I might try drawing the ripples

Depending on the amount of time

Getting lost in time’s subtle traps

Pulling us into drying gopher holes

Where new life goes on.

I have to step gently from today,

Steadfast in foot,

Hopping the waves

Or pointing to the shadows

The marks they leave

The same as the last go

Except changed

When I start counting.

The Topography of Rain (a rewrite)

These are songs we rehearse

Only to ourselves.
Feigning patience,
In the thick stagnation
When the wind fell away,
And the sun is all that is left.
This time of smoke
And old valleys
Sitting low, in their once verdant chairs,
Bosomy ranges now creaking, tight,
Under their own thirsty landscapes.
In this time of waiting,

Rhythms are scribbled across a dry creek bed:
Brittle choirs of sand and pebble,

Playing to a listless audience,

Muted in dust.

How the Rain Might Visit

These are songs we dare speak

Only to ourselves

While we wait


Through the thick stagnation

We encounter somewhere

Between summer and fall

When the wind falls away,

And the sun is all that is left.


This time of smoke

And old valleys

Sitting low, in their once easy chairs

Of coastal ranges gone tight

And creaking

Under their own thirsting landscapes.


You can just about hear the memories:

Water-worn tales amidst the dust and rounded gravels,

Once verdant glee,

All gone brittle,

In this time of waiting.

Part II. Listening to Steelhead.

I cannot counter the edge,

Remarkable, memorable, inexorable

In an odd persistence that wanes in it’s coming.

I cannot shape this space.

Green years, short months and how the day suddenly curves away.

The center is far removed from place and time.

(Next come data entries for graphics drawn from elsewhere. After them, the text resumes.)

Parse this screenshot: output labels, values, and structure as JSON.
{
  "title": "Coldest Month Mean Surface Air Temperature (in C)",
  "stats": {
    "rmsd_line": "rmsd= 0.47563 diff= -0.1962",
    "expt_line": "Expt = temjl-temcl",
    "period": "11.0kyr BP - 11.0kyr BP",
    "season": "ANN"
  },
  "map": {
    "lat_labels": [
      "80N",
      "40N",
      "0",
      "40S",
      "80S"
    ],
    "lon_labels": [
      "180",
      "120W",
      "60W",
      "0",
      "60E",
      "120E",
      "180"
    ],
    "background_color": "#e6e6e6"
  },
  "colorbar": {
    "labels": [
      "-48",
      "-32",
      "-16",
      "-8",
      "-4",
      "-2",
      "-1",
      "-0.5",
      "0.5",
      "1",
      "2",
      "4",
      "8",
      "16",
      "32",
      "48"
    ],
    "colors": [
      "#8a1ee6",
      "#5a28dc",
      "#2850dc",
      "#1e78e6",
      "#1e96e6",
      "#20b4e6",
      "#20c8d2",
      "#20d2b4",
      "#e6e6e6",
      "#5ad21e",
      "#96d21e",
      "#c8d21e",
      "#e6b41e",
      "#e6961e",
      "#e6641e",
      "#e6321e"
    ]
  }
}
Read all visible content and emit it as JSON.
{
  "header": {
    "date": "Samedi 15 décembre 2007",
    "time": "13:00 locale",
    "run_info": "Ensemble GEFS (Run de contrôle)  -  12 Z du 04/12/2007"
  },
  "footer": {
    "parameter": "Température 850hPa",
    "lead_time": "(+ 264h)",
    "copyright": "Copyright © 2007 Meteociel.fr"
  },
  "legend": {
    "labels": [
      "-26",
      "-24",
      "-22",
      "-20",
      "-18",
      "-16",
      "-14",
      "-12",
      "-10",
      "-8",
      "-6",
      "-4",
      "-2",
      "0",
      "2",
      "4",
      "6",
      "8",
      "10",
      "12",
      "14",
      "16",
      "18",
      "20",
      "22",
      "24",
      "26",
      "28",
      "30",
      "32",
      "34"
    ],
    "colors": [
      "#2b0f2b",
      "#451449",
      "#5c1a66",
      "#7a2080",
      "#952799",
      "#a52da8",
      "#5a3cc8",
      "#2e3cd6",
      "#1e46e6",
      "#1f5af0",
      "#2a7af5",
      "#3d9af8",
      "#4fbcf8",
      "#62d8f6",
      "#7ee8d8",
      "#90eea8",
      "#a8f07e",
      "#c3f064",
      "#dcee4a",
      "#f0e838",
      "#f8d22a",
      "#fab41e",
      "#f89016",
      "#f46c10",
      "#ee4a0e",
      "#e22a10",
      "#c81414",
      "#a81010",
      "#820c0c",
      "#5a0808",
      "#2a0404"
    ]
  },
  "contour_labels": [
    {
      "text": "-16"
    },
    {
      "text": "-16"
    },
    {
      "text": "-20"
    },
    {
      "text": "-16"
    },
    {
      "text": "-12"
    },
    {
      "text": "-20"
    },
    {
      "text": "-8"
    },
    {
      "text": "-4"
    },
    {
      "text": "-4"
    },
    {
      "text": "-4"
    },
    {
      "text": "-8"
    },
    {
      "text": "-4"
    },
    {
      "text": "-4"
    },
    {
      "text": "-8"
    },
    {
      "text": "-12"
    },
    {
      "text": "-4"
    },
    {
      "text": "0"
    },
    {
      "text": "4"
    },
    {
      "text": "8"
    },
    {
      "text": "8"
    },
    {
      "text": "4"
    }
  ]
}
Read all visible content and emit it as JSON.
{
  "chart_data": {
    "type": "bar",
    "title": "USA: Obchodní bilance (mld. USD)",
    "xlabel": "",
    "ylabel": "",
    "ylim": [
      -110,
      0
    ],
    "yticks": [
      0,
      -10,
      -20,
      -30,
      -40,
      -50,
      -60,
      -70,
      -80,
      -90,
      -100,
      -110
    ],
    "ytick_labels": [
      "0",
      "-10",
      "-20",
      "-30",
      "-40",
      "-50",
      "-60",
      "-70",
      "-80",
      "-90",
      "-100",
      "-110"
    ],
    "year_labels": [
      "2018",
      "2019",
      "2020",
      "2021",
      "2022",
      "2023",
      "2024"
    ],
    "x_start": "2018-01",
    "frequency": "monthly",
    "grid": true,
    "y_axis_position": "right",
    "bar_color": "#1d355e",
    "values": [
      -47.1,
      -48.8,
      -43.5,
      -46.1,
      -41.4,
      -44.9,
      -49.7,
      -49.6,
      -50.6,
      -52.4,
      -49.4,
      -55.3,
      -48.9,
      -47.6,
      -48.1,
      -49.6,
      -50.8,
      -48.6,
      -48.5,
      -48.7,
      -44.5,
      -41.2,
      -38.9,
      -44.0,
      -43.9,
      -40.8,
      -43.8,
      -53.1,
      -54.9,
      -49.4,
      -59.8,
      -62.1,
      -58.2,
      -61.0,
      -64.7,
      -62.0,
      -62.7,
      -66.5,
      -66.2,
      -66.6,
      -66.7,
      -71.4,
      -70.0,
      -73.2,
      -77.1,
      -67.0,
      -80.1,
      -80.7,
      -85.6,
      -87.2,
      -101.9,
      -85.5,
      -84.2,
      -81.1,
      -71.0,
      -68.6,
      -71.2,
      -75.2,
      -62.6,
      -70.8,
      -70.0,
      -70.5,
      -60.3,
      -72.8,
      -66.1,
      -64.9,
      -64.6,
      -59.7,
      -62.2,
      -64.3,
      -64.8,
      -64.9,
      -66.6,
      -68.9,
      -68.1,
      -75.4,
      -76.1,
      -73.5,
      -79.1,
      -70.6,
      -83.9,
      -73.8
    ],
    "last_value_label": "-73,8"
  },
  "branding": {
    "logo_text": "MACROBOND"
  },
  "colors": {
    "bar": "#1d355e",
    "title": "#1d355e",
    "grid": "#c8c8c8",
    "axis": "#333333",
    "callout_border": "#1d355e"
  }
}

Eyes turning to the bright prospects of hard lines on skies.

I cannot yield to grace, as the soft illusions of ease tempt me into the chilled waters.



The forgotten American dream: patience

Mid-way through the afternoon the wind doesn’t show and the sun hangs across the streets in a timeless bit of perpetual Sunday laziness. I wonder down to the little taco stand where I know there’ll be few people and no waiting or impatient customers hurried on by something. These are the afternoons where the morning gets forgotten along the way. How things ended up here is unknown. For a couple of hours, there is nothing going on. Everything just slows to a crawl along the street. The cars are missing for a while, the kids have all gone inside for a break. Everything just seems to pause for a while. In this little slice of time the sun lights up the flat water on the bay, spraying slow sparkles of light through the afternoon. If I could stay right here, sipping my drink, patiently waiting for my tacos – the kind of patient wait that bathes me in calming comfort – I might never need anything else.